To grow the trees (2)
“Huhu, ayo berangkat sekarang.”
Satu hari telah berlalu setelah pertemuan dengan Airn Pareira.
Setelah beberapa saat, dua paladin meninggalkan perkebunan. Itu bukan karena mereka sibuk. Mereka memang membuat alasan seperti itu, tapi sebenarnya mereka peduli padanya.

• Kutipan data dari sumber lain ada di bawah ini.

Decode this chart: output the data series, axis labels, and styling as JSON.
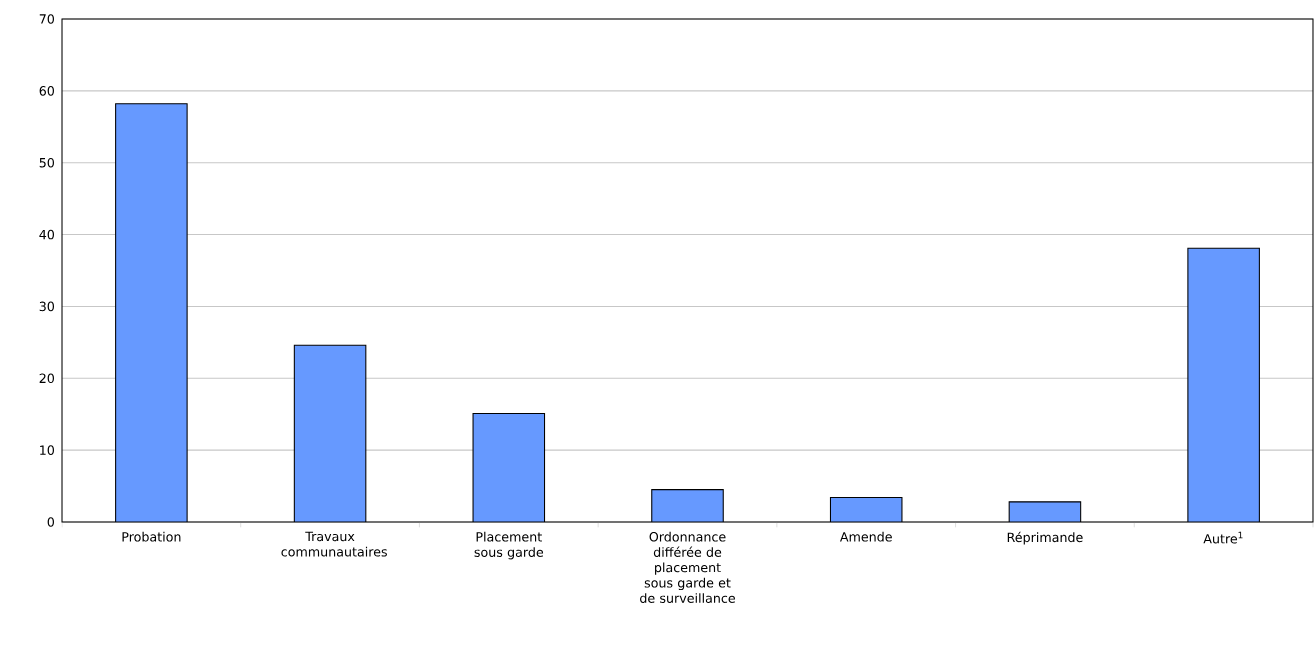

Mereka segera pergi agar Airn bisa fokus pada latihan yang akan membantunya berperan aktif dalam Festival Prajurit.< /p>
Benar.
Sesuai keinginan guru Gerald, pahlawan muda itu memutuskan untuk berpartisipasi. Dan karena alasan itulah gurunya bahagia.
‘Dia terlihat sangat bahagia.’
Dulu, mungkin dia akan memendam perasaan pahit terhadap gurunya, yang bertingkah seperti ini.
Apa hebatnya pria itu?
Hanya karena dia tampan, gurunya telah menempuh perjalanan jauh dengan membawa penyakit tubuhnya, jadi dia mungkin akan menggerutu karena gurunya hidup dalam fantasi mungkin.
Tapi tidak sekarang.
Saat dia melihat pedang Airn, dia menyadarinya.
Dan dia menjadi yakin setelah itu berbicara dengannya.
Melihat tuannya memegang pedang setelah tiga bulan, dia bahkan menitikkan air mata.
Sambil tersenyum, dia berkata kepada gurunya.
“Ayo kita mulai. Dan hati-hati jangan sampai mengocoknya juga banyak.”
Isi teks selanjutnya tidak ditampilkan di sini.